Re: fork() Problem?

Richard B. Johnson (root@chaos.analogic.com)
Wed, 5 May 1999 09:52:23 -0400 (EDT)


On Wed, 5 May 1999, Yavuz Selim Komur wrote:

> On Tue, 4 May 1999, David Miller wrote:
>
> >
> > You do not initialize the "status" variable passed to wait(), this is
> > probably why it crashes on SunOS. "status" could contain anything,
> > any value, and probably it contains garbage or a wild pointer.
>
> Execuse me. I didn't well defined my problem. SegFault? ignore it.
>
> Problem is sequence error.
>
> if (pid = fork())
^^^^________ logical test of an assignment?
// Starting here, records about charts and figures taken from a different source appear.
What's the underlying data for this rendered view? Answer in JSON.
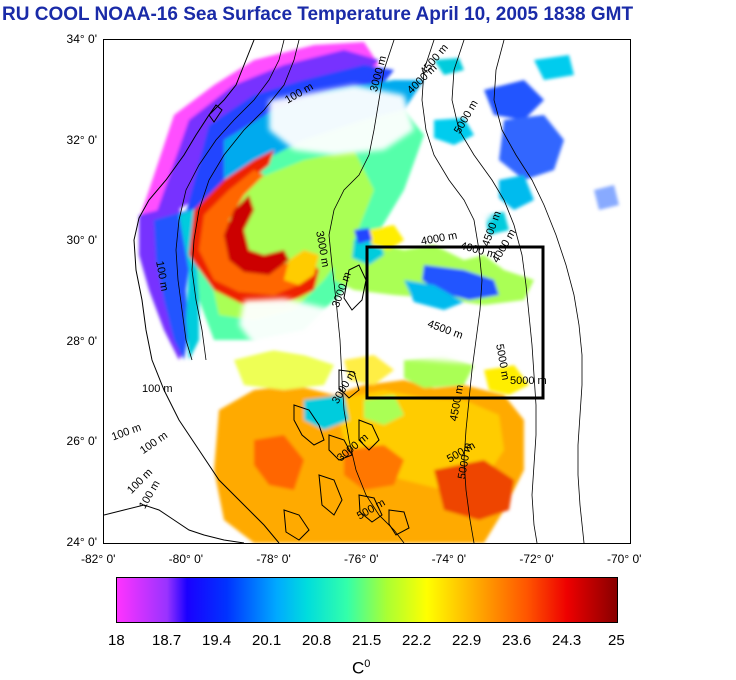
{
  "title": "RU COOL  NOAA-16 Sea Surface Temperature April 10, 2005 1838 GMT",
  "map": {
    "lat_ticks": [
      "34° 0'",
      "32° 0'",
      "30° 0'",
      "28° 0'",
      "26° 0'",
      "24° 0'"
    ],
    "lon_ticks": [
      "-82° 0'",
      "-80° 0'",
      "-78° 0'",
      "-76° 0'",
      "-74° 0'",
      "-72° 0'",
      "-70° 0'"
    ],
    "lat_range": [
      24,
      34
    ],
    "lon_range": [
      -82,
      -70
    ],
    "study_box": {
      "lon": [
        -76,
        -72
      ],
      "lat": [
        27,
        30
      ]
    },
    "contour_labels": [
      "100 m",
      "100 m",
      "100 m",
      "100 m",
      "100 m",
      "100 m",
      "100 m",
      "3000 m",
      "3000 m",
      "3000 m",
      "3000 m",
      "3000 m",
      "4000 m",
      "4000 m",
      "4500 m",
      "4500 m",
      "4500 m",
      "5000 m",
      "5000 m",
      "5000 m",
      "5000 m",
      "4000 m",
      "4500 m",
      "4000 m",
      "500 m",
      "500 m"
    ]
  },
  "colorbar": {
    "tick_labels": [
      "18",
      "18.7",
      "19.4",
      "20.1",
      "20.8",
      "21.5",
      "22.2",
      "22.9",
      "23.6",
      "24.3",
      "25"
    ],
    "range": [
      18,
      25
    ],
    "unit": "C",
    "unit_sup": "0"
  },
  "colors": {
    "title": "#1a2ba8",
    "box": "#000000"
  }
}
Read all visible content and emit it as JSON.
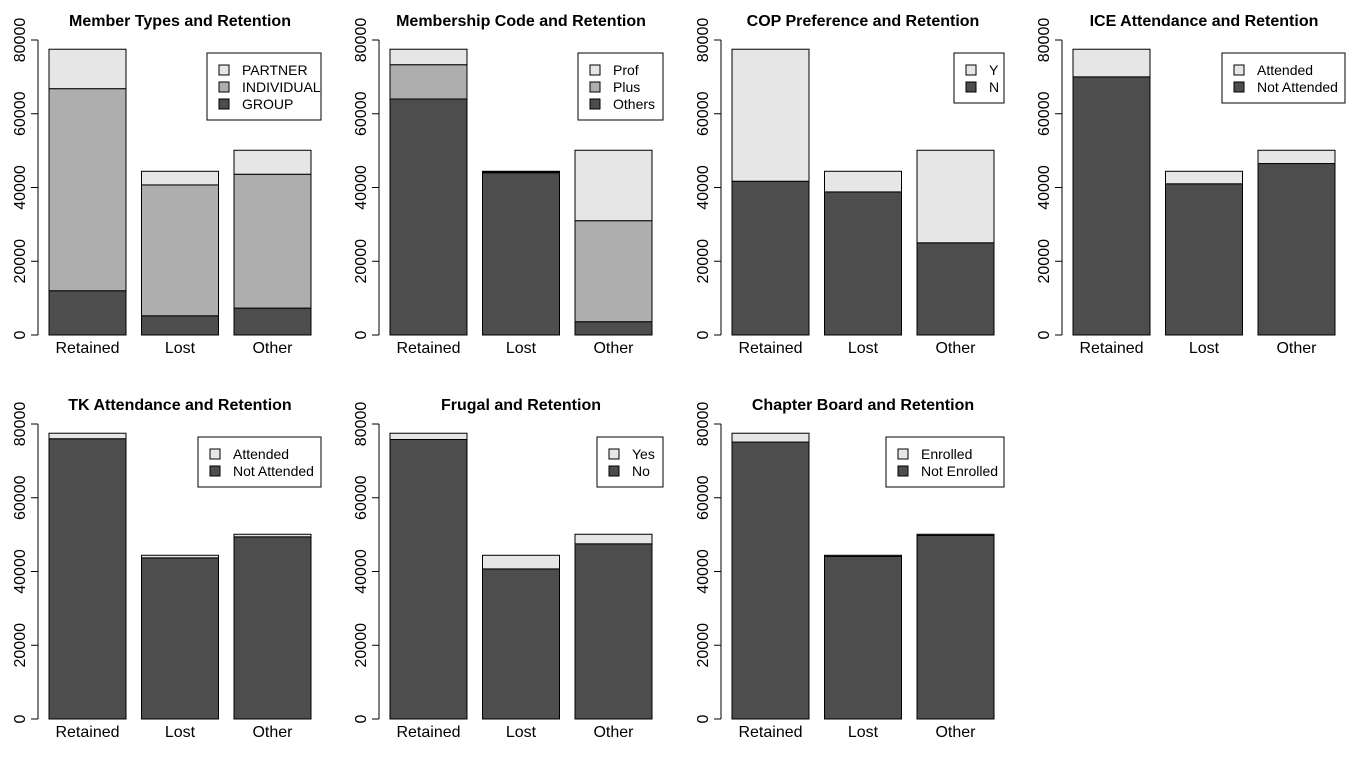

This will always
be true!
if((pid = fork()) != 0) or
if((pid = fork()))
You need to make the assignment first, then
test for non-zero.

> printf("Main Program");
> else
> printf("Child Program");
>
> it's clear?

No, also if you want a defined order in which stuff is printed either
do fprintf(stderr, "whatever"); or printf("whatever"); fflush(stdout);

Standard output is buffered.

This works fine, and in the correct order.

#include <stdio.h>
#include <stdlib.h>
#include <unistd.h>
#include <wait.h>

int main(void);
int main()
{
pid_t pid;
int status;

switch((pid = fork()))
{
case 0: /* Child */
fprintf(stderr,"Child (%ld)\n", getpid());
exit(123);
case -1:
fprintf(stderr, "Error with fork()\n");
exit(2);
default: /* Parent */
fprintf(stderr, "Parent waits for child (%ld) status\n", pid);
wait(&status);
fprintf(stderr, "Child's exit status was %d\n", status >> 8);
}
return 0;
}

Cheers,
Dick Johnson
***** FILE SYSTEM WAS MODIFIED *****
Penguin : Linux version 2.2.6 on an i686 machine (400.59 BogoMips).
Warning : It's hard to remain at the trailing edge of technology.